Highlights & Insights¶
- Introduction of scientific methodology: Bringing the "Observation → Hypothesis → Verification" paradigm from neuroscience into DNN interpretability is an elegant cross-domain analogy. The verification step addresses a key shortcoming of existing methods.
- Constructive Verification: Unlike traditional ablation experiments (destructive), actively constructing stimuli matching the hypothesis via text-to-image generation provides a more direct and convincing forward verification.
- Redundant Neuron Filtering: The first work to explicitly address the problem that "not all neurons are meaningful," avoiding misinterpretation of redundant neurons.
Limitations & Future Work¶
- Domain shift in text-to-image models: The verification phase relies on images generated by Stable Diffusion. When the target network is trained on specialized domains (e.g., remote sensing), discrepancies between generated and real data may affect verification accuracy.
- Concept set constraints: Still depends on pre-defined concept sets (e.g., Broden, Common Words), precluding the discovery of novel concepts outside the set.
- Computational cost: Generating multiple verification images for every concept of every neuron entails significant computation when scaling to the entire network.

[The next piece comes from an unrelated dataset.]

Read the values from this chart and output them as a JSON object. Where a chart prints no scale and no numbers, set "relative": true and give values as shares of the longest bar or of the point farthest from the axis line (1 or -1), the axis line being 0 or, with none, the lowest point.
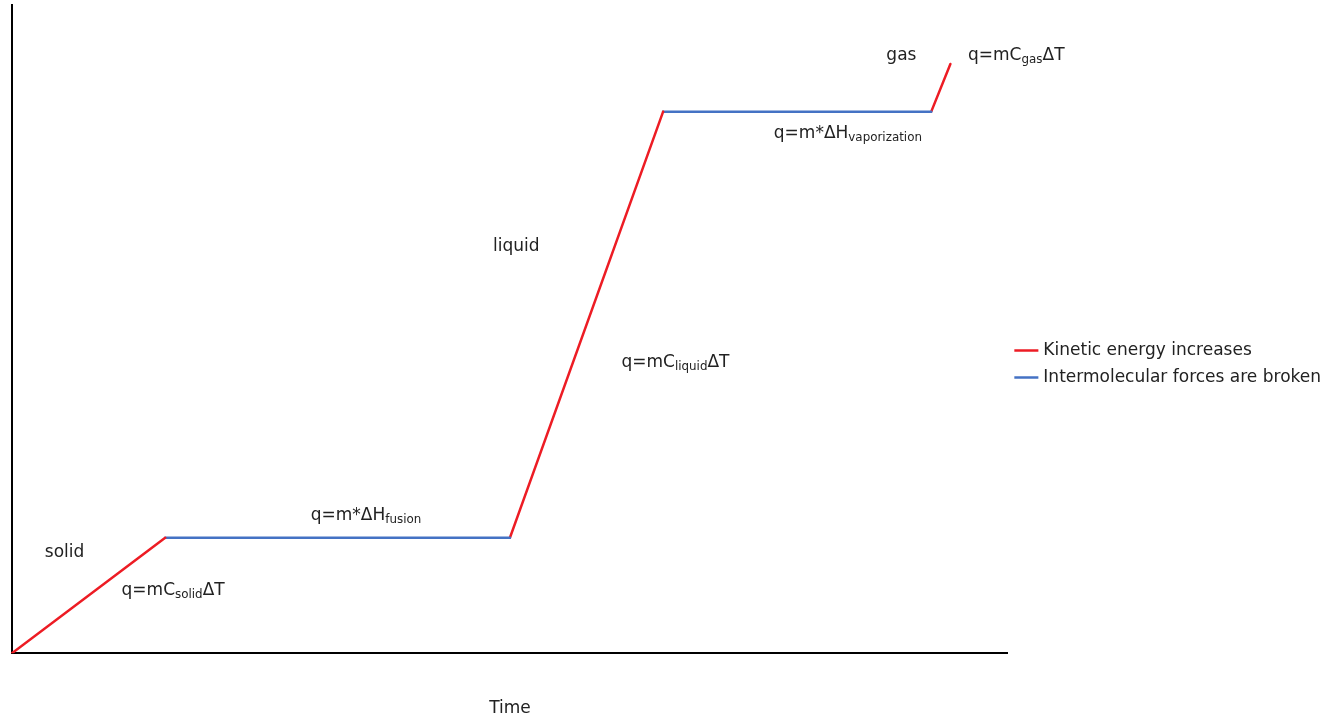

- Focus on the penultimate layer: The interpretation has not yet been extended to shallow-layer neurons.
Related Work & Insights¶
- vs CLIP-Dissect: CLIP-Dissect directly matches concepts with activation samples using CLIP but lacks verification; SIEVE adds closed-loop verification after matching, improving mean AR by approximately 30%.

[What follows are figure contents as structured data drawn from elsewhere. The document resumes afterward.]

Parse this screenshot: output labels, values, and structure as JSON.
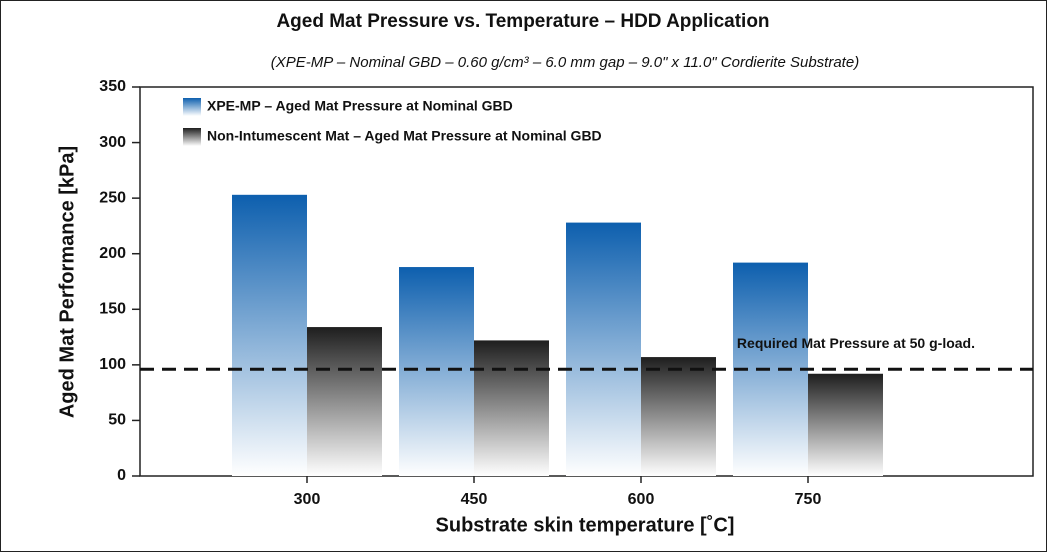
{
  "chart_data": {
    "type": "bar",
    "title": "Aged Mat Pressure vs. Temperature – HDD Application",
    "subtitle": "(XPE-MP – Nominal GBD – 0.60 g/cm³ – 6.0 mm gap – 9.0\" x 11.0\" Cordierite Substrate)",
    "x_label": "Substrate skin temperature [˚C]",
    "y_label": "Aged Mat Performance [kPa]",
    "categories": [
      "300",
      "450",
      "600",
      "750"
    ],
    "series": [
      {
        "name": "XPE-MP – Aged Mat Pressure at Nominal GBD",
        "color": "#0d5fae",
        "values": [
          253,
          188,
          228,
          192
        ]
      },
      {
        "name": "Non-Intumescent Mat – Aged Mat Pressure at Nominal GBD",
        "color": "#1e1e1e",
        "values": [
          134,
          122,
          107,
          92
        ]
      }
    ],
    "reference_line": {
      "value": 96,
      "label": "Required Mat Pressure at 50 g-load."
    },
    "ylim": [
      0,
      350
    ],
    "yticks": [
      0,
      50,
      100,
      150,
      200,
      250,
      300,
      350
    ],
    "legend": "upper left"
  }
}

- vs FALCON/WWW: These methods improve concept description quality but still assume all neurons are meaningful; SIEVE filters redundant neurons through the Select phase.
- vs DnD: DnD uses LLMs to generate higher-quality natural language descriptions but similarly lacks verification, with a mean AR of only 51.46%.
Rating¶
- Novelty: ⭐⭐⭐⭐ Introduces closed-loop verification of scientific methodology to the field of neuron interpretation, with clear and persuasive logic.

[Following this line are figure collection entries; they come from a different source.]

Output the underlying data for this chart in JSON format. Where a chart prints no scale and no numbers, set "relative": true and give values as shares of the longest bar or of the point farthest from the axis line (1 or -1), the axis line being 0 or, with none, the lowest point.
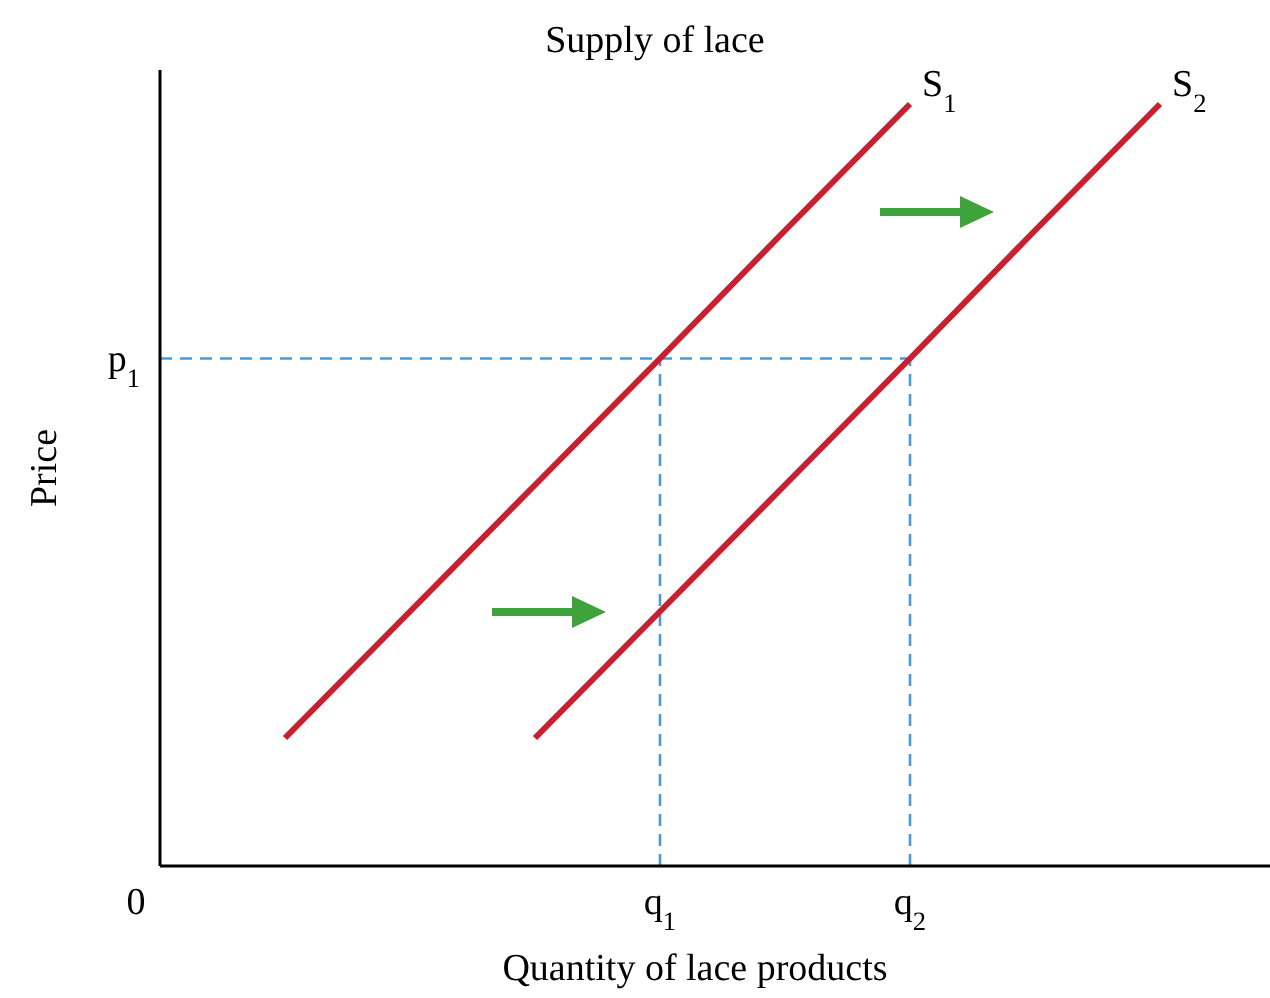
{
  "chart_data": {
    "type": "line",
    "title": "Supply of lace",
    "xlabel": "Quantity of lace products",
    "ylabel": "Price",
    "relative": true,
    "categories": [
      "0",
      null,
      null,
      null,
      "q$_{1}$",
      null,
      "q$_{2}$",
      null,
      null
    ],
    "grid": false,
    "series": [
      {
        "name": "S$_{1}$",
        "color": "#c8202f",
        "values": [
          null,
          0.168,
          0.334,
          0.5,
          0.666,
          0.834,
          1,
          null,
          null
        ]
      },
      {
        "name": "S$_{2}$",
        "color": "#c8202f",
        "values": [
          null,
          null,
          null,
          0.168,
          0.334,
          0.5,
          0.666,
          0.834,
          1
        ]
      }
    ],
    "ref_lines": [
      {
        "axis": "y",
        "value": 0.666,
        "label": "p$_{1}$",
        "color": "#4a9ad8",
        "line_style": "dashed"
      },
      {
        "axis": "x",
        "value": "q$_{1}$",
        "color": "#4a9ad8",
        "line_style": "dashed"
      },
      {
        "axis": "x",
        "value": "q$_{2}$",
        "color": "#4a9ad8",
        "line_style": "dashed"
      }
    ]
  }
}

- Experimental Thoroughness: ⭐⭐⭐⭐ Covers multiple models (ResNet-18/50, ViT-B/16) and datasets with comprehensive ablations.
- Writing Quality: ⭐⭐⭐⭐ Clear logic with a natural analogy to scientific methodology.
- Value: ⭐⭐⭐⭐ The proposed mean AR metric can serve as a general evaluation standard, and the verification paradigm provides a reference for future interpretability work.